Immune Effects of Regular Exercise

The long-term beneficial effects of daily regular exercise might be due to the cumulative impact of 'repeated acute exercise bouts' and the subsequent salutary effects during a few hours per day. Since each bout of exercise induces myokine or exerkine secretion and induces the redeployment of massive numbers of lymphocytes, the effects of regular exercise on immune function in general and on antitumour immune function in particular might be linked, at least partly, to the progressive accumulation of frequent acute episodes of mobilisation or redistribution of effector lymphocytes.

Regular exercise can increase natural killer (NK) cell cytotoxic activity against tumour cells, which can be accompanied by changes at the NK cell proteome level.

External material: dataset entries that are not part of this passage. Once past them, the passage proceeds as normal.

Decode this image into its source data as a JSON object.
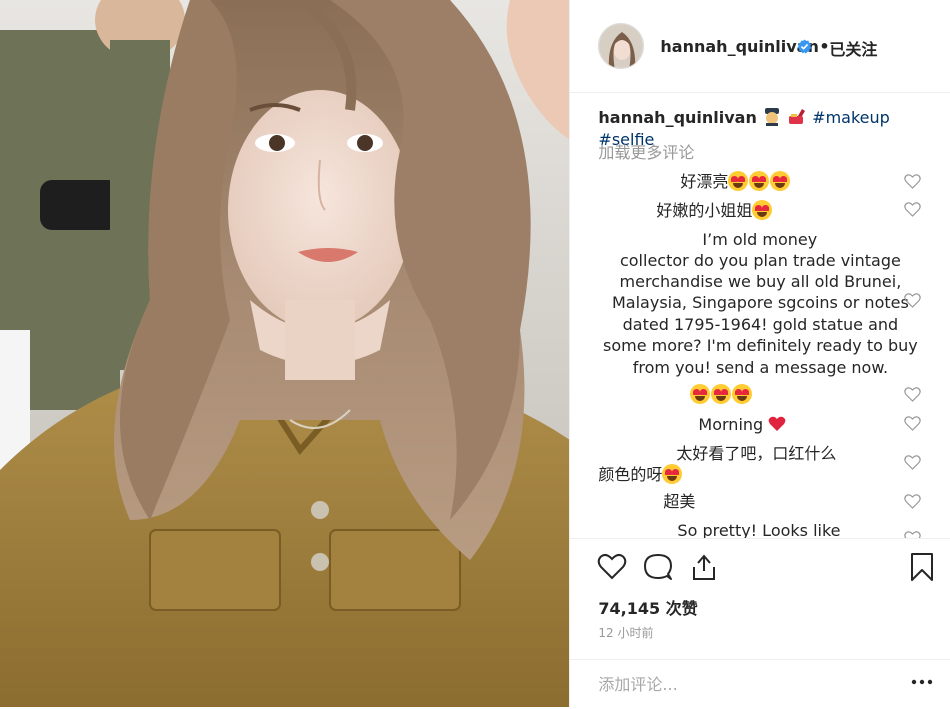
{
  "post": {
    "username": "hannah_quinlivan",
    "follow_separator": "•",
    "follow_label": "已关注",
    "caption": {
      "user": "hannah_quinlivan",
      "tags": "#makeup #selfie"
    },
    "load_more_label": "加载更多评论",
    "comments": [
      {
        "lines": [
          "好漂亮"
        ],
        "emoji_count": 3
      },
      {
        "lines": [
          "好嫩的小姐姐"
        ],
        "emoji_count": 1
      },
      {
        "lines": [
          "I’m old money",
          "collector do you plan trade vintage",
          "merchandise we buy all old Brunei,",
          "Malaysia, Singapore sgcoins or notes",
          "dated 1795-1964! gold statue and",
          "some more? I'm definitely ready to buy",
          "from you! send a message now."
        ]
      },
      {
        "lines": [
          ""
        ],
        "emoji_count": 3
      },
      {
        "lines": [
          "Morning"
        ]
      },
      {
        "lines": [
          "太好看了吧，口红什么",
          "颜色的呀"
        ]
      },
      {
        "lines": [
          "超美"
        ]
      },
      {
        "lines": [
          "So pretty! Looks like"
        ]
      }
    ],
    "likes_label": "74,145 次赞",
    "timestamp": "12 小时前",
    "comment_placeholder": "添加评论..."
  },
  "icons": {
    "verified": "verified-badge-icon",
    "like": "heart-icon",
    "comment": "comment-bubble-icon",
    "share": "share-icon",
    "save": "bookmark-icon",
    "more": "more-options-icon"
  },
  "colors": {
    "text": "#262626",
    "muted": "#999999",
    "hashtag": "#003569",
    "verified": "#3897f0",
    "border": "#efefef"
  }
}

Regular exercise might reshape the T cell repertoire by potentially increasing the proportion of naive CD8⁺ T cells while also increasing immune cell infiltrates in tumours. In addition, regular exercise attenuates chronic systemic inflammation — a condition associated with higher cancer risk — and increases gut microbiota diversity, while also potentially reducing the levels of tumour-promoting bacteria.

Although a single exercise session mobilises NK cells into the bloodstream, this does not suffice to increase prostate NK cell infiltrates. Yet, a higher number of training sessions over an 8-week period correlated with greater prostate NK cell infiltrates in patients with this malignancy, and good adherence to the programme (up to 4 days a week) led to higher increases in tumour infiltrates at end intervention (mean change of +1.60 cells mm⁻²) compared with non-exercising controls (+0.44 cells mm⁻²).

Through its ability to rapidly mobilise and increase circulating T cells, acute exercise has been postulated as a method to enrich T cells in the blood before leukapheresis, which will then be used for adoptive transfer immunotherapies that require ex vivo expansion (such as CAR T cells).